Nazi-Church bell made controversy in Austria

This Church bell in Austria is embossed with a swastika and praises to Adolf Hitler.

Both Germany and Austria had plenty of Nazi-Churches, presenting a different gospel.
Both Germany and Austria had plenty of Nazi-Churches, presenting a different gospel.

Like many others in Austria’s countryside, a tower bell above the red-tiled rooftops of Wolfpassing village marks the passing of each hour with an unspectacular “bong.” But this bell is unique: It is embossed with a swastika and praise to Adolf Hitler.
And unlike more visible remnants of the Nazi era, the bell was apparently overlooked by official Austria up to now.
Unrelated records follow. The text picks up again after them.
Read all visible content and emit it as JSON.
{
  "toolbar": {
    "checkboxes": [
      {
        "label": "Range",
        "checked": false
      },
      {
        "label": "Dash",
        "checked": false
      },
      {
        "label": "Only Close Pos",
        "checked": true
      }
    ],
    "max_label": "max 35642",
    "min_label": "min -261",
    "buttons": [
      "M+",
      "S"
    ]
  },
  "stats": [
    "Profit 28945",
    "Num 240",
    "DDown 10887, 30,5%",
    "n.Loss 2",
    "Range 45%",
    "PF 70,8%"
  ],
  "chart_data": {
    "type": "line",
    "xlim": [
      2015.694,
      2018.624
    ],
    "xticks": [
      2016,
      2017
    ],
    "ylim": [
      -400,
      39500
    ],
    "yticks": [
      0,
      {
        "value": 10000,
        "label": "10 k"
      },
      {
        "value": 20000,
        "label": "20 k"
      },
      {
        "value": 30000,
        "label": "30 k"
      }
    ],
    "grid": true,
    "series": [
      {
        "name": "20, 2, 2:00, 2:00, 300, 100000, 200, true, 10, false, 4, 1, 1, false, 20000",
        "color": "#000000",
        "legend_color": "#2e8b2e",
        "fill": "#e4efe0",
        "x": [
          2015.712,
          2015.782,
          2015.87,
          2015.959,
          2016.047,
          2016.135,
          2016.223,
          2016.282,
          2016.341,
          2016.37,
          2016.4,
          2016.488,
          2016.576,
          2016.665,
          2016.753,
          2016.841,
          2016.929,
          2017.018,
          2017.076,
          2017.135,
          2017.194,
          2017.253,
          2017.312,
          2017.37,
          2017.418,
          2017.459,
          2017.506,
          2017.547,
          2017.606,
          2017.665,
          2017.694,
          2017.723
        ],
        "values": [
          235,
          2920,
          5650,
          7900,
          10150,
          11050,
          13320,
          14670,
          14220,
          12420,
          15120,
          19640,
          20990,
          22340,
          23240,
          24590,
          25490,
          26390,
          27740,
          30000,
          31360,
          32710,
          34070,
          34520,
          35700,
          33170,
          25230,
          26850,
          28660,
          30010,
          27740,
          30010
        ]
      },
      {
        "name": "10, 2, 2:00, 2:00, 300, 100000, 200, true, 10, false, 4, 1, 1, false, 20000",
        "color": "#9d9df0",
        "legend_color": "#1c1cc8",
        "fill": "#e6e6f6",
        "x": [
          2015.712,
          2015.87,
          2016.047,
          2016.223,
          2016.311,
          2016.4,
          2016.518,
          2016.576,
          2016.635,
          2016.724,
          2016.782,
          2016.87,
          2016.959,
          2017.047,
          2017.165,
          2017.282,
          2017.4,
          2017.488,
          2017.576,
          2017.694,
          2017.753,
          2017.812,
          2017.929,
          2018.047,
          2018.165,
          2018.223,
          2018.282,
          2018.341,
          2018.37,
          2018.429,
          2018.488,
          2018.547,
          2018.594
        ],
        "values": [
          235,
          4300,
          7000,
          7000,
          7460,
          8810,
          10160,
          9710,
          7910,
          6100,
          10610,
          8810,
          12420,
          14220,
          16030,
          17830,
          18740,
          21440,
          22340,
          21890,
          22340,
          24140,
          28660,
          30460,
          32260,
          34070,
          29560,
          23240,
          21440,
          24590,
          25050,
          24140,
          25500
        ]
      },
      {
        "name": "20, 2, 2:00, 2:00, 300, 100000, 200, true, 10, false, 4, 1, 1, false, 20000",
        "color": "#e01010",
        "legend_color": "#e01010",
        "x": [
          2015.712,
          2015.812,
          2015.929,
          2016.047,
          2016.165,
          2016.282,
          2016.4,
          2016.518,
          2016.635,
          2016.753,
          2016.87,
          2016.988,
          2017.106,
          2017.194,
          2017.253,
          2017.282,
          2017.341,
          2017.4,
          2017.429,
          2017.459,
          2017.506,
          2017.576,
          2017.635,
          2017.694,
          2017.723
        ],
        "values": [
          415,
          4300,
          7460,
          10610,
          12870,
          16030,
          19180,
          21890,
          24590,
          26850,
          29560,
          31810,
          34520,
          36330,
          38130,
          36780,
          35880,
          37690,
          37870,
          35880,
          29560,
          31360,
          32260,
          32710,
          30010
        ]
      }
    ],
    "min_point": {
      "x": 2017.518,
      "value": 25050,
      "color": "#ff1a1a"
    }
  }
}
Local historian Johannes Kammerstaetter says most villagers would have known about it. But village mayor Josef Sonnleitner asserts even the villagers had no clue until the first media reports last month on the “Fuehrerglocke,” or “Fuehrer Bell”.

Propagating Nazi values or praising the era is illegal in Austria. Kammerstaetter, the historian, has formally asked state prosecutors to examine whether the government’s sale of the bell is a criminal offence. He says the change of ownership could constitute a case of “spreading National Socialist ideology” on the part of the government agency in charge of state-owned property

Raimund Fastenbauer, a senior official of Vienna’s Jewish community, invokes other concerns, noting that other Hitler-era relics like the dictator’s house of birth in the western town of Braunau have become a magnet for neo-Nazis.

“I think the best thing would be if the bell disappeared and was buried somewhere,” he says.
For its part, the government says that the sale was legal, along with the decision to keep the bell in the belfry as an integral component of the castle.

Economics Minister Reinhold Mitterlehner says the agency overseeing the sale was not aware of the inscription
Ernst Eichinger, a spokesman for the agency responsible for government real-estate, says that with a portfolio of more than 28,000 buildings — many of them huge — “we cannot search every centimeter” before a sale.

Concerns are heightened by the lack of clarity about what the new owner, Tobias Hufnagl, plans to do with the relict. Two web domains linked to him or his holding company, hufnagl.cc and thinvestments.com, did not open.

Sonnleitner, the Wolfpassing mayor, says has not been able to directly contact Hufnagl, despite weeks of trying.
In a terse email this week responding to numerous Associated Press queries seeking permission to film the bell and asking about its fate, Hufnagl said he had “no interest” in exchanges with the AP.

Source: AP

My comment:

There is an old saying. Once a dog, always a dog. Once a Nazi, always a Nazi.

During the Church reformation in Germany, idols in the form of wood was carried out of Reformed churches and bunt. All of it. No idols of saints and madonnas of the Roman Catholic religion, would again creep into the places of worship, and keep people in bondage to damnable idolatry.

Likewise: When Norway was liberate from Nazi-occupation in 1945, all symbols of the evil regime were removed and destroyed. Never again to appear on liberated Norwegian soil.

A small numbers of Nazi-artifacts were kept. Not to be honored and glorified, but to be exhibited inside museums.

If the Austrians would like to repent form their Nazi past, they need to keep Nazi-Church bells inside museums. And warn the young children never again to be deceived to follow the calling of such bells.

The Church in Europe has a horrible past of antisemitism and support of fascist ideology. Today, few Church goers seems to have understood anything.  The hate of Jews in Europe has shifted towards the Jews inside the state of Israel.